Le mot “profane” au sens étymologique vient du mot latin “pro-fanum” qui veut dire : ce qui est devant le temple. Dans le temple, c’est la part que l'on doit à Dieu ; devant le temple, c’est la part réservée à l'homme ! Distinction simpliste, courante et si néfaste en notre mentalité occidentale !  Non, il n'y a plus rien de profane. C'est en vivant notre existence d'hommes et de femmes que nous construisons ou non le Royaume de Dieu !

Vous connaissez sans doute cette anecdote. Un homme passe devant trois tailleurs de pierre. Au premier, il demande : “Qu'est-ce que tu fais ?” ; et l'homme répond : “Je gagne ma vie”. Au deuxième, il demande : “Qu'est-ce que tu fais ?” ; et l'homme répond : “Je taille une pierre”.  Au troisième il demande : “Qu'est-ce que tu fais ?” ; et l'homme répond : “Je bâtis une cathédrale”. Bâtir la cathédrale du Royaume de Dieu ! Par tout ce que l'on fait !
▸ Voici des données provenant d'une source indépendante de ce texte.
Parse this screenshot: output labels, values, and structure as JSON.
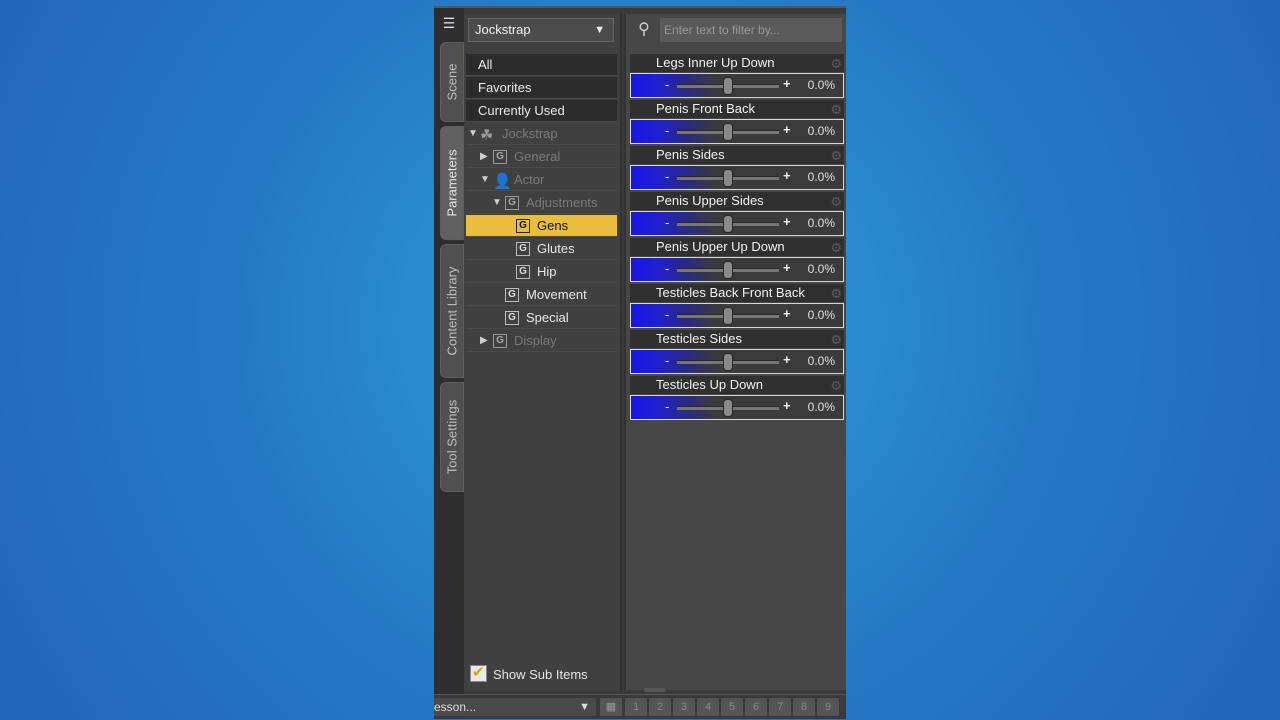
{
  "side_tabs": [
    "Scene",
    "Parameters",
    "Content Library",
    "Tool Settings"
  ],
  "node_dropdown": {
    "value": "Jockstrap"
  },
  "top_items": [
    "All",
    "Favorites",
    "Currently Used"
  ],
  "tree": {
    "root": "Jockstrap",
    "general": "General",
    "actor": "Actor",
    "adjustments": "Adjustments",
    "gens": "Gens",
    "glutes": "Glutes",
    "hip": "Hip",
    "movement": "Movement",
    "special": "Special",
    "display": "Display",
    "g_glyph": "G"
  },
  "show_sub_items": {
    "label": "Show Sub Items",
    "checked": true
  },
  "filter": {
    "placeholder": "Enter text to filter by..."
  },
  "params": [
    {
      "name": "Legs Inner Up Down",
      "value": "0.0%"
    },
    {
      "name": "Penis Front Back",
      "value": "0.0%"
    },
    {
      "name": "Penis Sides",
      "value": "0.0%"
    },
    {
      "name": "Penis Upper Sides",
      "value": "0.0%"
    },
    {
      "name": "Penis Upper Up Down",
      "value": "0.0%"
    },
    {
      "name": "Testicles Back Front Back",
      "value": "0.0%"
    },
    {
      "name": "Testicles Sides",
      "value": "0.0%"
    },
    {
      "name": "Testicles Up Down",
      "value": "0.0%"
    }
  ],
  "slider_symbols": {
    "minus": "-",
    "plus": "+"
  },
  "bottom": {
    "lesson": "esson...",
    "numbers": [
      "1",
      "2",
      "3",
      "4",
      "5",
      "6",
      "7",
      "8",
      "9"
    ]
  },
  "colors": {
    "accent": "#e8be3c",
    "slider_blue": "#1717e6",
    "background": "#2579c4"
  }
}
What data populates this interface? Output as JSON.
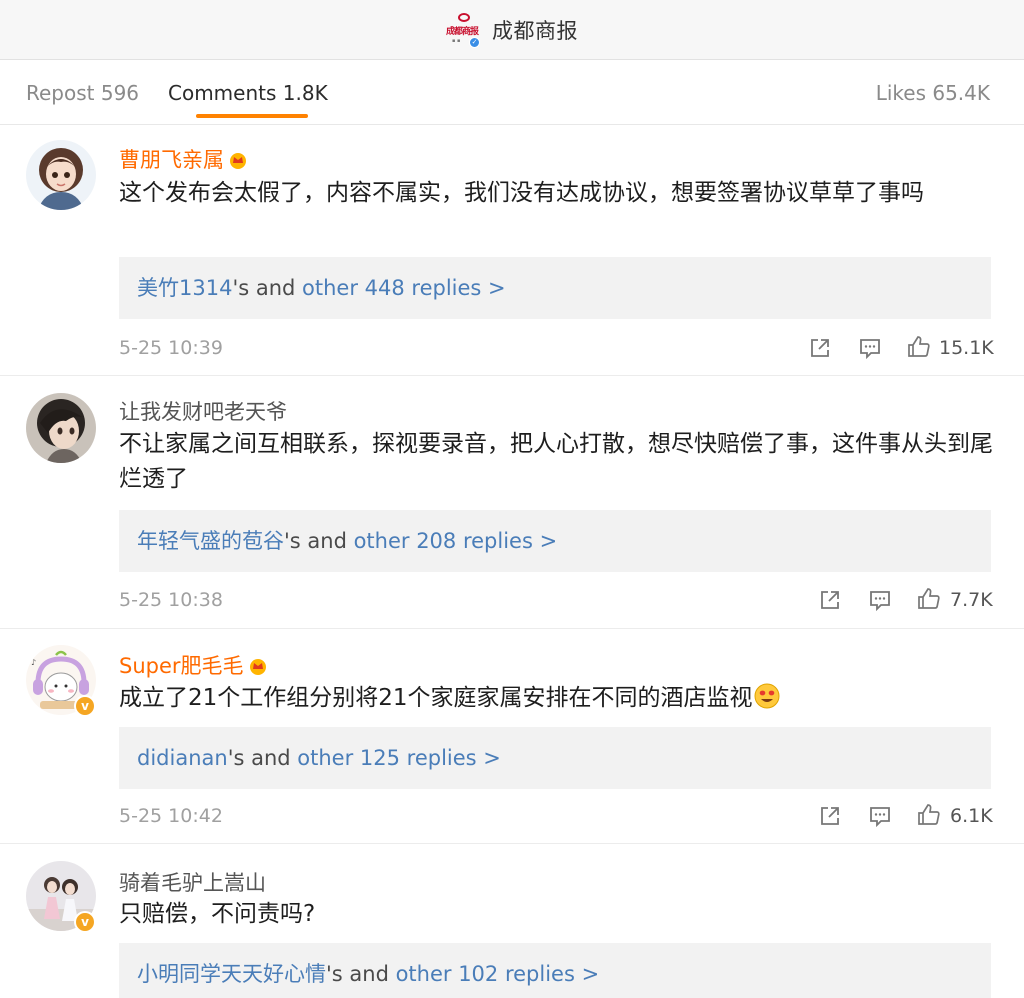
{
  "header": {
    "logo_text": "成都商报",
    "account_name": "成都商报"
  },
  "tabs": {
    "repost": "Repost 596",
    "comments": "Comments 1.8K",
    "likes": "Likes 65.4K"
  },
  "colors": {
    "accent": "#ff8200",
    "vip_name": "#ff6a00",
    "link_blue": "#4a7db8",
    "verified_badge": "#f5a623"
  },
  "comments": [
    {
      "username": "曹朋飞亲属",
      "text": "这个发布会太假了，内容不属实，我们没有达成协议，想要签署协议草草了事吗",
      "reply_user": "美竹1314",
      "reply_mid": "'s and ",
      "reply_more": "other 448 replies >",
      "time": "5-25 10:39",
      "likes": "15.1K"
    },
    {
      "username": "让我发财吧老天爷",
      "text": "不让家属之间互相联系，探视要录音，把人心打散，想尽快赔偿了事，这件事从头到尾烂透了",
      "reply_user": "年轻气盛的苞谷",
      "reply_mid": "'s and ",
      "reply_more": "other 208 replies >",
      "time": "5-25 10:38",
      "likes": "7.7K"
    },
    {
      "username": "Super肥毛毛",
      "text": "成立了21个工作组分别将21个家庭家属安排在不同的酒店监视",
      "reply_user": "didianan",
      "reply_mid": "'s and ",
      "reply_more": "other 125 replies >",
      "time": "5-25 10:42",
      "likes": "6.1K"
    },
    {
      "username": "骑着毛驴上嵩山",
      "text": "只赔偿，不问责吗?",
      "reply_user": "小明同学天天好心情",
      "reply_mid": "'s and ",
      "reply_more": "other 102 replies >"
    }
  ]
}
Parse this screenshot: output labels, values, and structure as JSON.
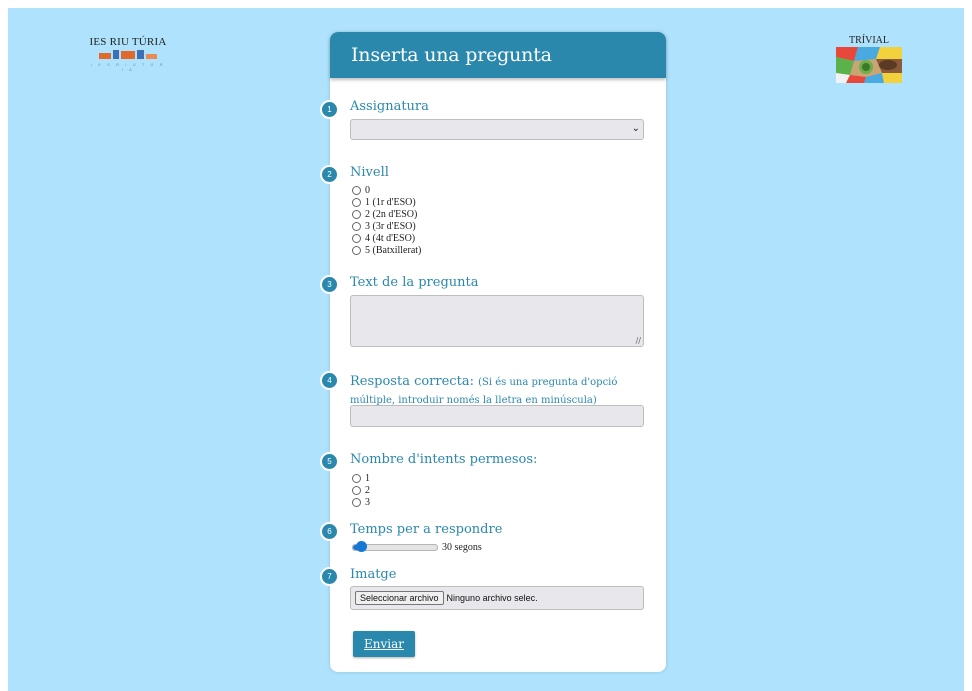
{
  "logos": {
    "left_title": "IES RIU TÚRIA",
    "left_subtitle": "I E S R I U T Ú R I A",
    "right_title": "TRÍVIAL"
  },
  "form": {
    "title": "Inserta una pregunta",
    "steps": [
      "1",
      "2",
      "3",
      "4",
      "5",
      "6",
      "7"
    ],
    "subject": {
      "label": "Assignatura",
      "selected": ""
    },
    "level": {
      "label": "Nivell",
      "options": [
        "0",
        "1 (1r d'ESO)",
        "2 (2n d'ESO)",
        "3 (3r d'ESO)",
        "4 (4t d'ESO)",
        "5 (Batxillerat)"
      ]
    },
    "question_text": {
      "label": "Text de la pregunta",
      "value": ""
    },
    "correct_answer": {
      "label": "Resposta correcta:",
      "hint": "(Si és una pregunta d'opció múltiple, introduir només la lletra en minúscula)",
      "value": ""
    },
    "attempts": {
      "label": "Nombre d'intents permesos:",
      "options": [
        "1",
        "2",
        "3"
      ]
    },
    "time": {
      "label": "Temps per a respondre",
      "value": 30,
      "min": 0,
      "max": 300,
      "value_text": "30 segons"
    },
    "image": {
      "label": "Imatge",
      "button_label": "Seleccionar archivo",
      "no_file_text": "Ninguno archivo selec."
    },
    "submit_label": "Enviar"
  },
  "colors": {
    "background": "#afe3fd",
    "accent": "#2a88ad",
    "field_bg": "#e8e8ec",
    "slider": "#1478d4"
  }
}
Dans le monde d'aujourd'hui, il semble indispensable que les disciples du Christ clament avec force que notre vie humaine, que notre monde ne va pas en s'effritant, mais que nous bâtissons, construisons du définitif. Bien des réalités disparaîtront totalement (comme l'évangile de dimanche dernier le suggéraient), mais les liens que nous aurons tissés dans l'amour, dans l'amitié, demeureront éternellement. Le regard de tendresse, l'attention d'un instant, la rancune oubliée, le travail avec les gestes mille et mille fois répétés, l'engagement solidaire, tout peut porter un fruit d'éternité.
Cela peut étonner ? Tant mieux, parce que c'est étonnant, merveilleusement étonnant. Dieu est toujours étonnant quand il veut bâtir son Royaume d'amour dès ici-bas en vue d l'éternité !
Et même si vous vous sentez quelque peu étranger à ce mystère divin, sachez que ce mystère n'est pas loin de vous.